Me quedé a un lado de la cama, mirando a Persephone. Era tan pequeña en mi colchón, su pelo oscuro se extendía sobre las sábanas blancas. Parecía jodidamente perfecta. El impulso de arrastrarme junto a ella era fuerte, de envolverla en mis brazos y enterrar mi cara en su cuello mientras inhalaba profundamente, y me estaba invadiendo con tanta fuerza que tuve que cerrar los dedos en puños para no hacerlo.
Esta noche me había apoderado de ella, había hecho que no tuviera que pensar. Solo tenía que sentir. La había visto deshacerse ante mis ojos, los acontecimientos de la noche con ese pedazo de mierda de Trevor y la situación de la pérdida de sus padres finalmente hirviendo hasta que no pudo controlarlo más. Había hecho un buen trabajo poniendo un muro a mí alrededor toda mi vida. Quería derribar esos ladrillos, arrancarlos con mis propias manos hasta que fuera una masa sangrante y rota frente a ella.
El corazón me latía con fuerza y levanté la palma de la mano para colocarla en el centro del pecho. Siempre latía a un ritmo uniforme que bombeaba sangre por mis venas y me mantenía vivo. Pero nunca había estado realmente vivo, nunca había sentido que hubiera algo más para mí.
Hasta que la miré a los ojos, la oí rogar y suplicar por más... mientras la veía correrse por mí cuando la llenaba. Era malo para ella en todos los sentidos, un tumor canceroso que crecería hasta matarla. Pero era tan jodidamente egoísta que no podía dejarla ir. Me hacía sentir demasiado bien. Y tenerla para mí solo me hacía más daño que la venganza que había dejado que se infectara en mi corazón durante tanto tiempo. Pero había querido mi venganza durante tanto tiempo. ¿Cómo podía deshacerme de este sentimiento de venganza contra Zachariah?
Se estaba pudriendo en el suelo. Eso debería haber sido suficiente. ¿Pero lo era? Extendí la mano y aparté un mechón de pelo de su frente.
Se movió ligeramente, girando la cabeza en mi dirección como si buscara más de mí toque. Sus labios se separaron y suspiró suavemente. Podía oler el dulce aroma que la rodeaba. Ahora se mezclaba con el mío. La había marcado, y no había vuelta atrás.
—Yo sin ti no tiene ningún puto sentido. — dije en la oscuridad.

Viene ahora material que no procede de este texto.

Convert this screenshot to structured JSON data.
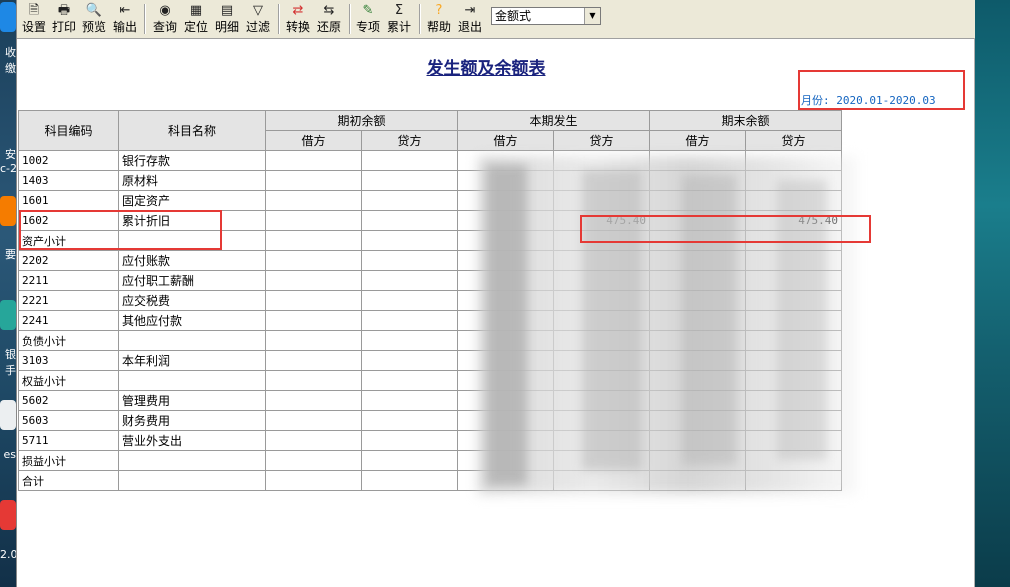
{
  "desktop": {
    "left_labels": [
      "收",
      "缴",
      "安",
      "c-2",
      "要",
      "银",
      "手",
      "es",
      "2.0"
    ]
  },
  "toolbar": {
    "buttons": [
      {
        "label": "设置",
        "icon": "settings-doc-icon"
      },
      {
        "label": "打印",
        "icon": "printer-icon"
      },
      {
        "label": "预览",
        "icon": "preview-icon"
      },
      {
        "label": "输出",
        "icon": "export-icon"
      },
      {
        "label": "查询",
        "icon": "binoculars-icon"
      },
      {
        "label": "定位",
        "icon": "locate-icon"
      },
      {
        "label": "明细",
        "icon": "detail-icon"
      },
      {
        "label": "过滤",
        "icon": "filter-icon"
      },
      {
        "label": "转换",
        "icon": "convert-icon"
      },
      {
        "label": "还原",
        "icon": "restore-icon"
      },
      {
        "label": "专项",
        "icon": "special-icon"
      },
      {
        "label": "累计",
        "icon": "sigma-icon"
      },
      {
        "label": "帮助",
        "icon": "help-icon"
      },
      {
        "label": "退出",
        "icon": "exit-icon"
      }
    ],
    "mode_select": "金额式"
  },
  "report": {
    "title": "发生额及余额表",
    "period_label": "月份: 2020.01-2020.03"
  },
  "table": {
    "headers": {
      "code": "科目编码",
      "name": "科目名称",
      "opening": "期初余额",
      "current": "本期发生",
      "closing": "期末余额",
      "debit": "借方",
      "credit": "贷方"
    },
    "rows": [
      {
        "code": "1002",
        "name": "银行存款",
        "cur_credit": "",
        "end_credit": ""
      },
      {
        "code": "1403",
        "name": "原材料",
        "cur_credit": "",
        "end_credit": ""
      },
      {
        "code": "1601",
        "name": "固定资产",
        "cur_credit": "",
        "end_credit": ""
      },
      {
        "code": "1602",
        "name": "累计折旧",
        "cur_credit": "475.40",
        "end_credit": "475.40"
      },
      {
        "code": "资产小计",
        "name": "",
        "cur_credit": "",
        "end_credit": ""
      },
      {
        "code": "2202",
        "name": "应付账款",
        "cur_credit": "",
        "end_credit": ""
      },
      {
        "code": "2211",
        "name": "应付职工薪酬",
        "cur_credit": "",
        "end_credit": ""
      },
      {
        "code": "2221",
        "name": "应交税费",
        "cur_credit": "",
        "end_credit": ""
      },
      {
        "code": "2241",
        "name": "其他应付款",
        "cur_credit": "",
        "end_credit": ""
      },
      {
        "code": "负债小计",
        "name": "",
        "cur_credit": "",
        "end_credit": ""
      },
      {
        "code": "3103",
        "name": "本年利润",
        "cur_credit": "",
        "end_credit": ""
      },
      {
        "code": "权益小计",
        "name": "",
        "cur_credit": "",
        "end_credit": ""
      },
      {
        "code": "5602",
        "name": "管理费用",
        "cur_credit": "",
        "end_credit": ""
      },
      {
        "code": "5603",
        "name": "财务费用",
        "cur_credit": "",
        "end_credit": ""
      },
      {
        "code": "5711",
        "name": "营业外支出",
        "cur_credit": "",
        "end_credit": ""
      },
      {
        "code": "损益小计",
        "name": "",
        "cur_credit": "",
        "end_credit": ""
      },
      {
        "code": "合计",
        "name": "",
        "cur_credit": "",
        "end_credit": ""
      }
    ]
  },
  "colors": {
    "title": "#1a237e",
    "period": "#1565c0",
    "highlight": "#e53935",
    "toolbar_bg": "#ece9d8"
  }
}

Cerré las manos en puños y me clavé las uñas romas en las palmas hasta que sentí la punzada del dolor. Eso me hizo volver a centrarme. Salí en silencio de la habitación y me dirigí al pasillo, todo oscuro y quieto. Silencioso. Cuando entré en la habitación de Michael, él ya estaba despierto, mirándome fijamente como si percibiera mi presencia. Yo era la parca que venía a regodearse, a dejar que mis dedos helados patinaran sobre su cuerpo decrépito y en descomposición.
Arrastré la silla hasta su cabecera como había hecho tantas veces. Me senté y me incliné hacia delante, apoyando los codos en los muslos. Deseaba tener un padre, una madre o incluso un hermano con quien hablar, para desahogar mis preocupaciones y temores. Para hablar de mis esperanzas y sueños y de todas las cosas que quería en la vida. Pero no había tenido nada de eso. Y no lo quería ahora.
—Me he follado a tu preciosa nieta esta noche, padre. La hice sangrar mientras tomaba su virginidad. — Debería haberme sentido como un vil hijo de puta hablando así de Persephone, divulgando los aspectos más íntimos de su primera experiencia, pero la parte enferma y retorcida de mí se excitaba con ello.
Por no hablar de que me gustaba la furia reflejada en la mirada de Michael. Solo había sido mi padre a efectos legales. Me incliné hacia atrás justo cuando vi que las fosas nasales de Michael se ensanchaban. Estaba enojado, el viejo cabrón.
— ¿Qué crees que haría Zachariah si supiera que he profanado a su pequeña Persephone?
Solo con pensar en ella se me puso dura, y me removí en la silla, sin desear nada más que volver a mi habitación y tomarla de nuevo. Me puse de pie y moví la silla hacia donde estaba, asegurándome de que Michael pudiera verla, para que se acordara de mí y de que volvería.
Le dediqué una sonrisa lenta, como de tiburón, y salí de su habitación, con un destino en mente. Me pregunté si Persephone volvería a sangrar por mí y mancharía mis sábanas blancas.
Qué jodidamente hermoso recordatorio de que ella era mía.